Before I reveal the details, let’s talk about how some of the richest people on the planet are positioning themselves.

  • Bill Gates sees artificial intelligence as the “biggest technological advance in my lifetime,” more transformative than the internet or personal computer, capable of improving healthcare, education, and addressing climate change.
  • Larry Ellison — through Oracle, is spending billions on Nvidia chips and partnering with Cohere to embed generative AI across Oracle’s cloud and apps.
  • Warren Buffett — not known for tech hype — says this breakthrough could have a ‘hugely beneficial social impact.

When billionaires from Silicon Valley to Wall Street line up behind the same idea — you know it’s worth paying attention to.

Even as we admire what Tesla, Nvidia, Alphabet, and Microsoft have built, we believe an even greater opportunity lies elsewhere…

But the real story isn’t Nvidia — it’s a much smaller company quietly improving the critical technology that makes this entire revolution possible.

And judging by what I’m hearing from both Silicon Valley insiders and Wall Street veterans…

This prediction might not be bold at all:

A few years from now, you’ll wish you’d owned this stock.

The best part? You can discover everything about this company and its groundbreaking technology right now.

I’ve compiled everything you need to know about this groundbreaking company in a detailed, members-only report.

Trust me — you’ll want to read this report before putting another dollar into any tech stock.

For a ridiculously low price of just $9.99 a month, you can unlock a year’s worth of in-depth investment research and exclusive insights – that’s less than a single fast food meal!

Here’s why this is a deal you can’t afford to pass up:

• Access to our Detailed Report on this Game-Changing AI Stock: Our in-depth report dives deep into our #1 AI stock’s groundbreaking technology and massive growth potential.

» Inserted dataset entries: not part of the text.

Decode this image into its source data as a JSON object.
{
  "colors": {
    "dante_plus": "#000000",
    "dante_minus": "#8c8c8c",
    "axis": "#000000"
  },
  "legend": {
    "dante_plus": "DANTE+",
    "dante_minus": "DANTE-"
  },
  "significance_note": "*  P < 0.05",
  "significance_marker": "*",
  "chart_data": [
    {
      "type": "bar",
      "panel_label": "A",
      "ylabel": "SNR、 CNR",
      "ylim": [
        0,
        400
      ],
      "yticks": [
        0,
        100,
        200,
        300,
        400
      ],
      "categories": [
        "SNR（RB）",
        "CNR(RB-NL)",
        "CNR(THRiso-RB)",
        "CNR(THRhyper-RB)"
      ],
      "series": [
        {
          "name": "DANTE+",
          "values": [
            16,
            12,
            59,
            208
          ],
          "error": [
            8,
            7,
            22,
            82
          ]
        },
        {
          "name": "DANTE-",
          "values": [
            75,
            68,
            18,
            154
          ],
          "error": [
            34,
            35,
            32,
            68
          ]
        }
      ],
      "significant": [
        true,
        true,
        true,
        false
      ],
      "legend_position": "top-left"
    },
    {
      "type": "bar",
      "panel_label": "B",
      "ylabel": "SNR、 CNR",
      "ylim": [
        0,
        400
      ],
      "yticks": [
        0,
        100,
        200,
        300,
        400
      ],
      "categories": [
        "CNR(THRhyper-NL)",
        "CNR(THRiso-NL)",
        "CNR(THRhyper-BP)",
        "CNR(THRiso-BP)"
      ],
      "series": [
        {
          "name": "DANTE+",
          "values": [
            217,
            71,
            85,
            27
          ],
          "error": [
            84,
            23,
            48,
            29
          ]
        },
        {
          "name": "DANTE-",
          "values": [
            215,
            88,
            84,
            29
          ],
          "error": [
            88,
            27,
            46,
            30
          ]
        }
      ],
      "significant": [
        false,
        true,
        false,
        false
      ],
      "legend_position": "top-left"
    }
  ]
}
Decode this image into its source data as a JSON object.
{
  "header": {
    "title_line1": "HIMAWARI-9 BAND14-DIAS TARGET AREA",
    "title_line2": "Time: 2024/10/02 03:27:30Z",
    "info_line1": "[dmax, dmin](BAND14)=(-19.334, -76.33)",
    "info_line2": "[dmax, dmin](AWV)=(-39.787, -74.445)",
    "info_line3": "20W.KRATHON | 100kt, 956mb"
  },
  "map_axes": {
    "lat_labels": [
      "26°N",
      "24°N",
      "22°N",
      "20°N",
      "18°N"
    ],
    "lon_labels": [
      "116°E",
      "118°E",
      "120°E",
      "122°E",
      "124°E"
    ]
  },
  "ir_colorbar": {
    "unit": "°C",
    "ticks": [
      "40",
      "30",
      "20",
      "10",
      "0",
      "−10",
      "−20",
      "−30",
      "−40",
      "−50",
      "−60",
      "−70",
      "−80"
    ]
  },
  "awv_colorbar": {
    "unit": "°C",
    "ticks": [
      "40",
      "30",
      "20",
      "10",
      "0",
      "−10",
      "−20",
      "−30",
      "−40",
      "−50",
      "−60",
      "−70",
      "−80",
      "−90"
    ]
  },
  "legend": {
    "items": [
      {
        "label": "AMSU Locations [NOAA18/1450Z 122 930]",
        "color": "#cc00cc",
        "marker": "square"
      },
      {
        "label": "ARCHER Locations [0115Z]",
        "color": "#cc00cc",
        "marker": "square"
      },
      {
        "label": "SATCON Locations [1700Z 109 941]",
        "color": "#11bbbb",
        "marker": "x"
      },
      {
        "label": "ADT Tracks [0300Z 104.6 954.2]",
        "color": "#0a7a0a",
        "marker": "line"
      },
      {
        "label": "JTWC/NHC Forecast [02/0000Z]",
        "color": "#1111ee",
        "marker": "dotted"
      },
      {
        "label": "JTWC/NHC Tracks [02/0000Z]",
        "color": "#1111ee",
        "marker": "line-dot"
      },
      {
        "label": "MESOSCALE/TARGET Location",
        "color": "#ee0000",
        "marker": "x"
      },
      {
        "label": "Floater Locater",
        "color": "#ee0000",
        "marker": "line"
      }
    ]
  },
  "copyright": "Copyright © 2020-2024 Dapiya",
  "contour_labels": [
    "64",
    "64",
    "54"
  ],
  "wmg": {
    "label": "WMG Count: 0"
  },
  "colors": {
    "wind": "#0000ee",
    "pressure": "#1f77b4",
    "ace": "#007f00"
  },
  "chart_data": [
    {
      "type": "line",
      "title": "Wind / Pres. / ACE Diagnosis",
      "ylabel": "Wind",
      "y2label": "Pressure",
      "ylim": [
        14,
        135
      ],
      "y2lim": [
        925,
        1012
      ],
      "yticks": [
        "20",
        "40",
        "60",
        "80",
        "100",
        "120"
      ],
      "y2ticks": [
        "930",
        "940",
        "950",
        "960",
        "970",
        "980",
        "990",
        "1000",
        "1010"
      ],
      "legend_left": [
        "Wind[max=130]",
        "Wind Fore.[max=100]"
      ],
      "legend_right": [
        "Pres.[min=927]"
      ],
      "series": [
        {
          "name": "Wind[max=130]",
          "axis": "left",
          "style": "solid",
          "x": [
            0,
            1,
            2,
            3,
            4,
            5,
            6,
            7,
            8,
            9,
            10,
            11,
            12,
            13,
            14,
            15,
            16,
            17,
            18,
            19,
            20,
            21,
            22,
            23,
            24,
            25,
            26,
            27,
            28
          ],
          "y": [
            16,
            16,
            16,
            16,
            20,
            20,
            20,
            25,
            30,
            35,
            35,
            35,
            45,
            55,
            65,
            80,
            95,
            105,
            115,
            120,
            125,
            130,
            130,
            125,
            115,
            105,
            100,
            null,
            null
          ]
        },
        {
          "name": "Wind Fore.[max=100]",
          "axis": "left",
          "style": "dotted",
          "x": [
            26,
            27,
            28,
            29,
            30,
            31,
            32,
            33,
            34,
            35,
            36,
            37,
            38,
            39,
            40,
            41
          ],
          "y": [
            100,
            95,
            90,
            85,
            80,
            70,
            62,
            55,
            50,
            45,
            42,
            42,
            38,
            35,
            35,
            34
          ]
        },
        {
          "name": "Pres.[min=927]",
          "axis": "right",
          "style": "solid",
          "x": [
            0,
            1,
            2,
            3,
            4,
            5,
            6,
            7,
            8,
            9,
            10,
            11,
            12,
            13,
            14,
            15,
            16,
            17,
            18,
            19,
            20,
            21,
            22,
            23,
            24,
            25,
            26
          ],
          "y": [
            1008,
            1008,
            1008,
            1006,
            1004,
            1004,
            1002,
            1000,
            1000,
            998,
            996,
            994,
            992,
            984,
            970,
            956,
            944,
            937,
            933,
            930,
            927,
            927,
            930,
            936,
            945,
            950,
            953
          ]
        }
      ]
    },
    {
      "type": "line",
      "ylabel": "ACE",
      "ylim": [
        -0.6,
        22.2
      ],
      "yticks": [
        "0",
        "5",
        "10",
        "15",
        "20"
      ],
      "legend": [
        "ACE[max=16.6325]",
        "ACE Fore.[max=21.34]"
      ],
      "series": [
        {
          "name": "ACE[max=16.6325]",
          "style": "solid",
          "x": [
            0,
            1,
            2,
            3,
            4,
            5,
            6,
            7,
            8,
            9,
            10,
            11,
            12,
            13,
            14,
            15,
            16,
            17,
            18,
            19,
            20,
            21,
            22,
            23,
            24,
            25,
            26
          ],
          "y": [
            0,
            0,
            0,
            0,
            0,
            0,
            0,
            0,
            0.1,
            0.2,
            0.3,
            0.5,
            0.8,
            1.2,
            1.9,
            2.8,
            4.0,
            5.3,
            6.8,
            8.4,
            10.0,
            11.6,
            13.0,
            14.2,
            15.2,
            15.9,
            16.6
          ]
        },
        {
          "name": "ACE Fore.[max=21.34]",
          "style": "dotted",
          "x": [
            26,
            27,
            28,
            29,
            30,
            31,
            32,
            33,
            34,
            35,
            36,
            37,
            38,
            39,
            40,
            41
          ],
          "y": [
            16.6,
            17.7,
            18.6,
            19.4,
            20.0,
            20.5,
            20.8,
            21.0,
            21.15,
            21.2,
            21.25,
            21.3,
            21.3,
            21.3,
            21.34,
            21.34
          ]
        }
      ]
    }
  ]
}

• 11 New Issues of Our Premium Readership Newsletter: You will also receive 11 new issues and at least one new stock pick per month from our monthly newsletter’s portfolio over the next 12 months. These stocks are handpicked by our research director, Dr. Inan Dogan.

• One free upcoming issue of our 70+ page Quarterly Newsletter: A value of $149

• Bonus Reports: Premium access to members-only fund manager video interviews

• Ad-Free Browsing: Enjoy a year of investment research free from distracting banner and pop-up ads, allowing you to focus on uncovering the next big opportunity.

• 30-Day Money-Back Guarantee:  If you’re not absolutely satisfied with our service, we’ll provide a full refund within 30 days, no questions asked.

If you’re thinking about getting in, don’t wait – because once Wall Street catches wind of this story, the easy money will be gone.

Space is Limited! Only 1000 spots are available for this exclusive offer. Don’t let this chance slip away – subscribe to our Premium Readership Newsletter today and unlock the potential for a life-changing investment.

Here’s what to do next:

1. Head over to our website and subscribe to our Premium Readership Newsletter for just $9.99 a month.

2. Enjoy a year of ad-free browsing, exclusive access to our in-depth report on the revolutionary AI company, and the upcoming issues of our Premium Readership Newsletter over the next 12 months.

3. Sit back, relax, and know that you’re backed by our ironclad 30-day money-back guarantee.

Don’t miss out on this incredible opportunity! Subscribe now and take control of your AI investment future!

No worries about auto-renewals! Our 30-Day Money-Back Guarantee applies whether you’re joining us for the first time or renewing your subscription a month later!